I finally came to a conclusion why I could not get everything on my HackLab to work. It’s because I’m using spare parts out of my garage that don’t work. I’ve gone through two hard drives already. The PS/2 ports on my motherboard don’t work. I’m sure there’s got to be other things wrong with it all. I can’t get SVN and Metasploit to work. So I took the same ISO I’ve been using, and ran it in Qemu on one of my computers at home, and both SV and Metasploit work fine straight off the ISO.

Next week I’m retiring our Mail Server, so I’m holding off on this project until then. One the new mail service is up and running and I’m certain all e-mails are present and accounting for, I’ll start again. The good news is I can copy the VM’s I’ve made, so I could potentially get the HackLab up and running in a couple of hours.
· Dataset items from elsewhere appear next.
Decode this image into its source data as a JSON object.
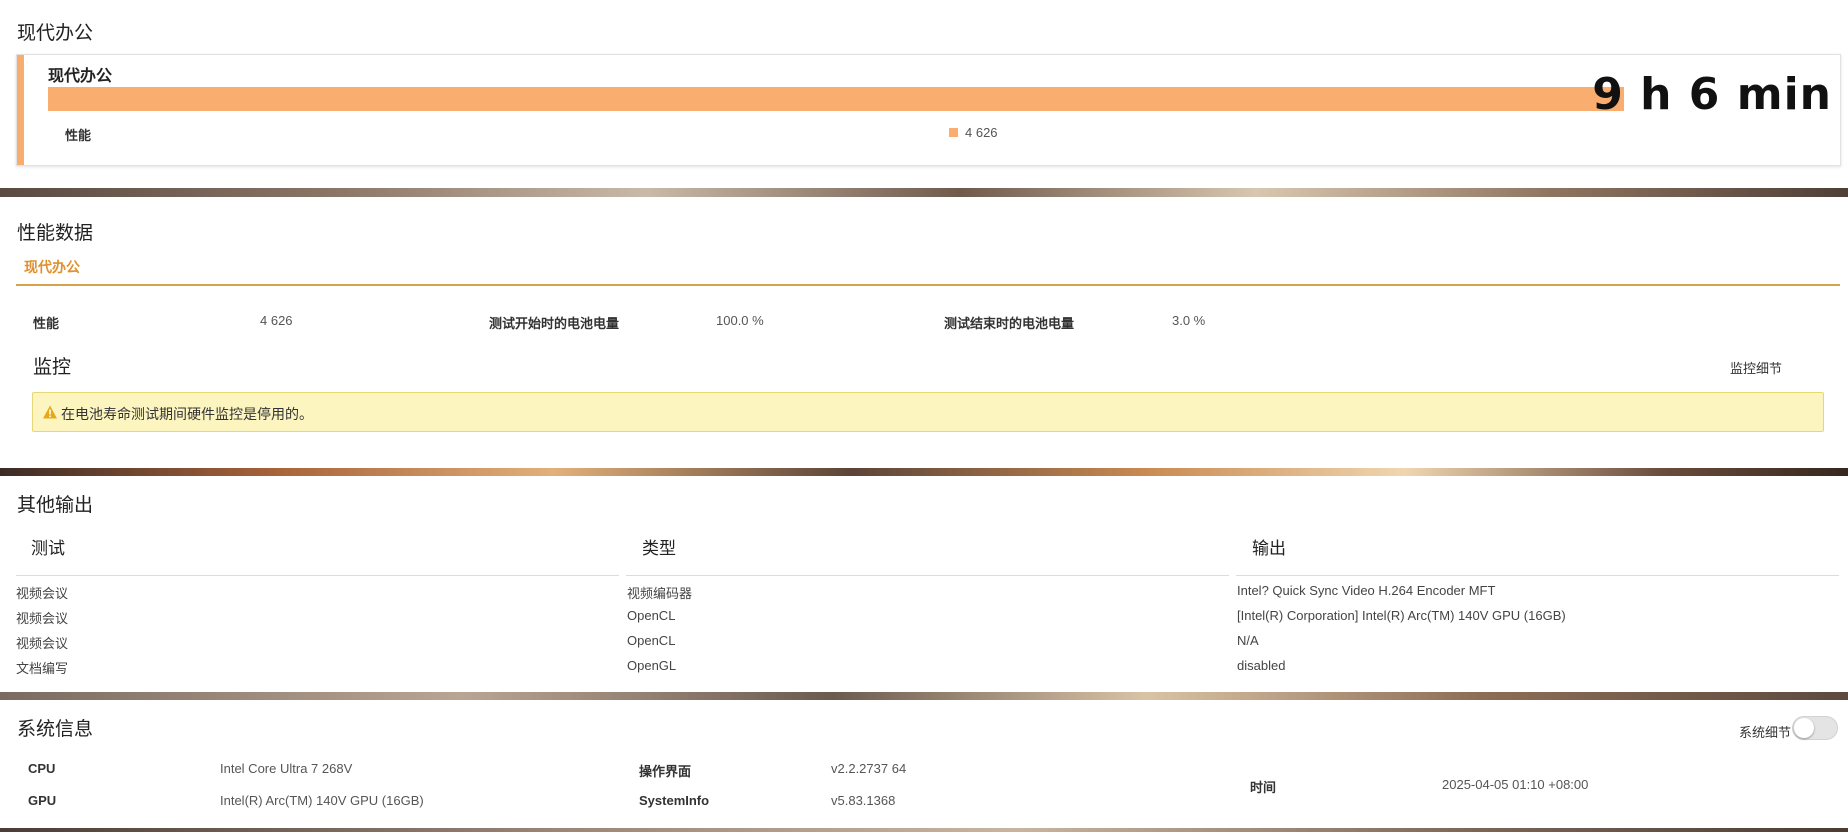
{
  "colors": {
    "accent_orange": "#f9ad6e",
    "tab_orange": "#e0902e",
    "warning_bg": "#fdf5c0"
  },
  "summary": {
    "section_title": "现代办公",
    "card_title": "现代办公",
    "bar_fill_fraction": 1.0,
    "result": "9 h 6 min",
    "legend_name": "性能",
    "legend_value": "4 626"
  },
  "performance": {
    "section_title": "性能数据",
    "tab_label": "现代办公",
    "fields": [
      {
        "label": "性能",
        "value": "4 626"
      },
      {
        "label": "测试开始时的电池电量",
        "value": "100.0 %"
      },
      {
        "label": "测试结束时的电池电量",
        "value": "3.0 %"
      }
    ],
    "monitor_title": "监控",
    "monitor_details_link": "监控细节",
    "warning_icon": "warning-triangle-icon",
    "warning_text": "在电池寿命测试期间硬件监控是停用的。"
  },
  "other_output": {
    "section_title": "其他输出",
    "headers": [
      "测试",
      "类型",
      "输出"
    ],
    "rows": [
      [
        "视频会议",
        "视频编码器",
        "Intel? Quick Sync Video H.264 Encoder MFT"
      ],
      [
        "视频会议",
        "OpenCL",
        "[Intel(R) Corporation] Intel(R) Arc(TM) 140V GPU (16GB)"
      ],
      [
        "视频会议",
        "OpenCL",
        "N/A"
      ],
      [
        "文档编写",
        "OpenGL",
        "disabled"
      ]
    ]
  },
  "system_info": {
    "section_title": "系统信息",
    "toggle_label": "系统细节",
    "toggle_on": false,
    "items": [
      {
        "label": "CPU",
        "value": "Intel Core Ultra 7 268V"
      },
      {
        "label": "GPU",
        "value": "Intel(R) Arc(TM) 140V GPU (16GB)"
      },
      {
        "label": "操作界面",
        "value": "v2.2.2737 64"
      },
      {
        "label": "SystemInfo",
        "value": "v5.83.1368"
      },
      {
        "label": "时间",
        "value": "2025-04-05 01:10 +08:00"
      }
    ]
  }
}
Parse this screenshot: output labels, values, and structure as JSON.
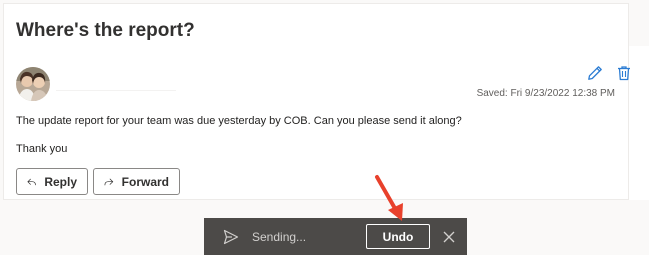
{
  "email": {
    "subject": "Where's the report?",
    "saved_status": "Saved: Fri 9/23/2022 12:38 PM",
    "body": "The update report for your team was due yesterday by COB. Can you please send it along?",
    "signoff": "Thank you"
  },
  "actions": {
    "reply_label": "Reply",
    "forward_label": "Forward"
  },
  "toast": {
    "status": "Sending...",
    "undo_label": "Undo"
  },
  "icons": {
    "edit": "pencil-icon",
    "delete": "trash-icon",
    "reply": "reply-arrow-icon",
    "forward": "forward-arrow-icon",
    "send": "send-icon",
    "close": "close-icon"
  },
  "colors": {
    "accent": "#0078d4",
    "toast_bg": "#4c4a48",
    "annotation": "#e8412c"
  }
}
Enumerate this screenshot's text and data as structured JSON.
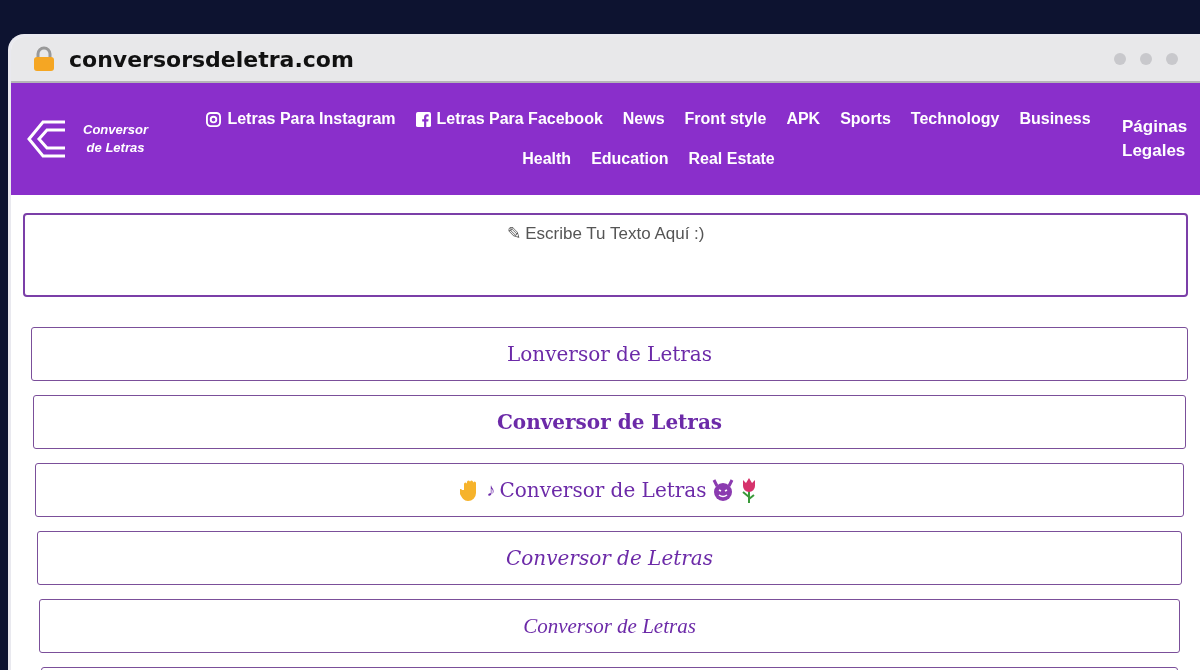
{
  "browser": {
    "url": "conversorsdeletra.com"
  },
  "logo": {
    "line1": "Conversor",
    "line2": "de Letras"
  },
  "nav_top": [
    {
      "label": "Letras Para Instagram",
      "kind": "social"
    },
    {
      "label": "Letras Para Facebook",
      "kind": "social"
    },
    {
      "label": "News",
      "kind": "plain"
    },
    {
      "label": "Front style",
      "kind": "plain"
    },
    {
      "label": "APK",
      "kind": "plain"
    },
    {
      "label": "Sports",
      "kind": "plain"
    },
    {
      "label": "Technology",
      "kind": "plain"
    },
    {
      "label": "Business",
      "kind": "plain"
    }
  ],
  "nav_bottom": [
    {
      "label": "Health"
    },
    {
      "label": "Education"
    },
    {
      "label": "Real Estate"
    }
  ],
  "nav_legal": {
    "label": "Páginas Legales"
  },
  "input": {
    "placeholder": "✎ Escribe Tu Texto Aquí :)"
  },
  "results": [
    {
      "kind": "gothic",
      "text": "Lonversor de Letras"
    },
    {
      "kind": "blackletter",
      "text": "Conversor de Letras"
    },
    {
      "kind": "decorated",
      "prefix": "♪",
      "text": "Conversor de Letras"
    },
    {
      "kind": "script",
      "text": "Conversor de Letras"
    },
    {
      "kind": "fancy",
      "text": "Conversor de Letras"
    },
    {
      "kind": "cut"
    }
  ]
}
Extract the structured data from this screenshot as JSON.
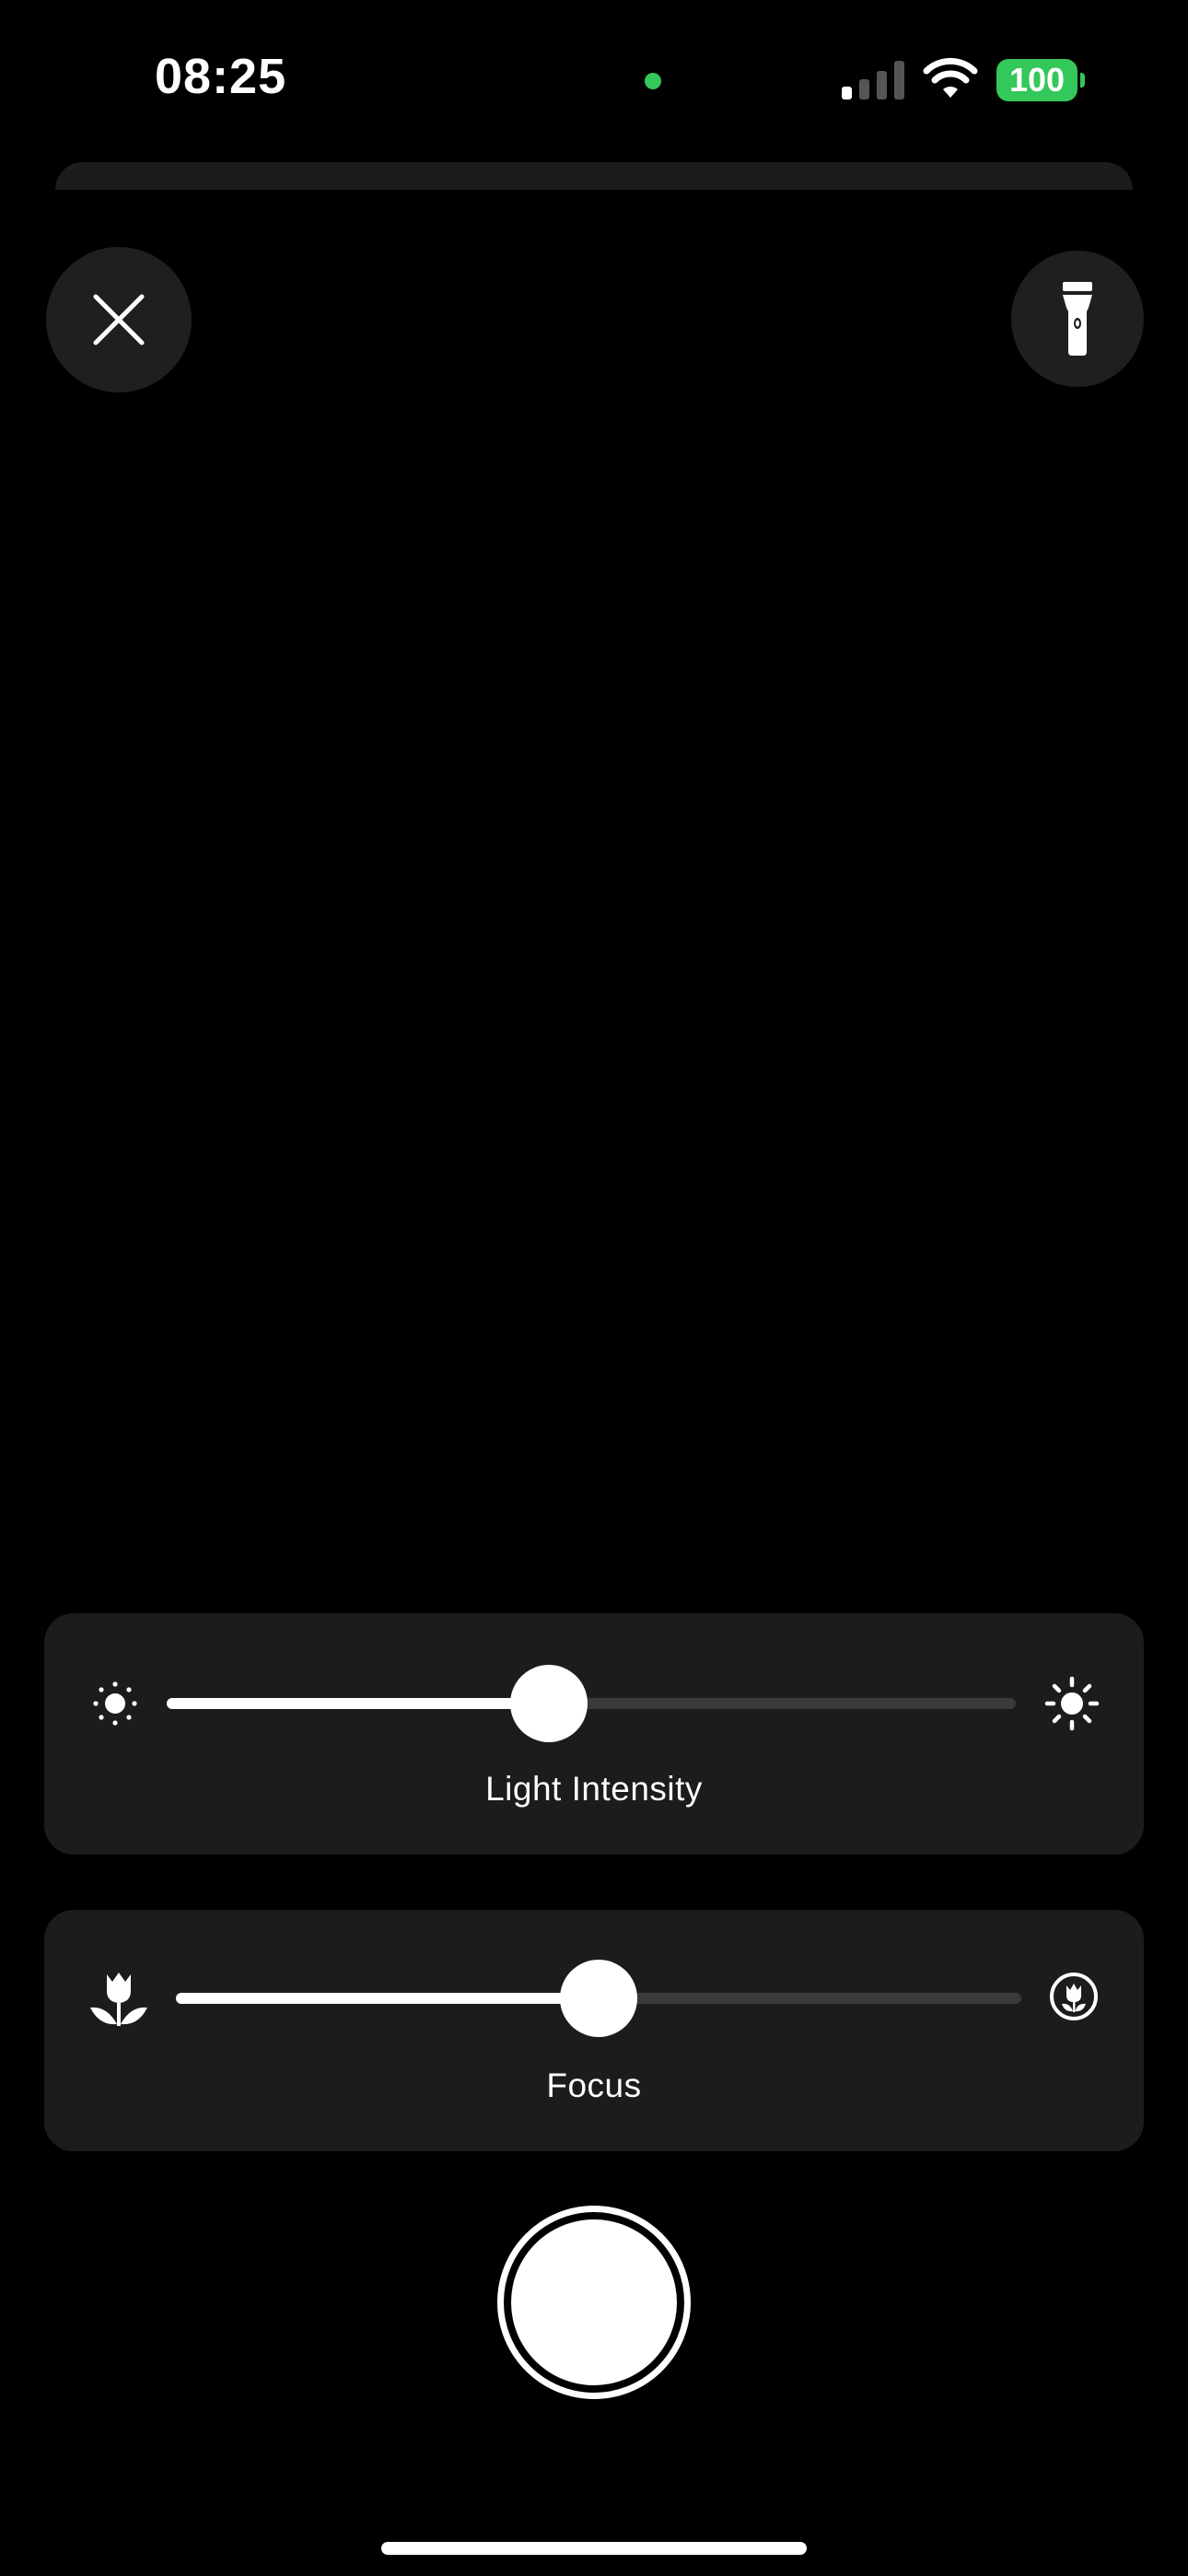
{
  "status_bar": {
    "time": "08:25",
    "battery_level": "100",
    "signal_bars_active": 1,
    "signal_bars_total": 4,
    "privacy_indicator_color": "#34c759",
    "battery_color": "#34c759"
  },
  "top_controls": {
    "close_icon": "close-icon",
    "flashlight_icon": "flashlight-icon"
  },
  "light_intensity": {
    "label": "Light Intensity",
    "value_fraction": 0.45,
    "min_icon": "sun-min-icon",
    "max_icon": "sun-max-icon"
  },
  "focus": {
    "label": "Focus",
    "value_fraction": 0.5,
    "min_icon": "flower-icon",
    "max_icon": "macro-flower-icon"
  },
  "shutter": {
    "icon": "shutter-button"
  },
  "colors": {
    "background": "#000000",
    "panel": "#1c1c1e",
    "track": "#3a3a3c",
    "accent": "#ffffff"
  }
}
So keep checking back, and I’ll let you know when we’re ready to test this new service.

OK, so last Monday I sent my laptop to HP, and 2 days later I had it back… FIXED!!! I’m now in love with HP!! Thank you HP for fixing my laptop so quickly!

My wife collects animated gif’s she refers to as blinkies. So last night she was going over her blinky folder and telling me what she had and she ran across one that said, “I have CRS.” She was just looking through them in Windows Explorer so they weren’t animated, and she couldn’t remember what CRS stood for. She tried and tried but couldn’t remember. So finally she opend the blinkie to watch it animated to see what CRS stood for. CRS = Can’t Remember Stuff. I laughed at her for not remembering CRS= Can’t Remember Stuff, so she looked at me with a wild look in her eye and said, “My voices don’t like you!”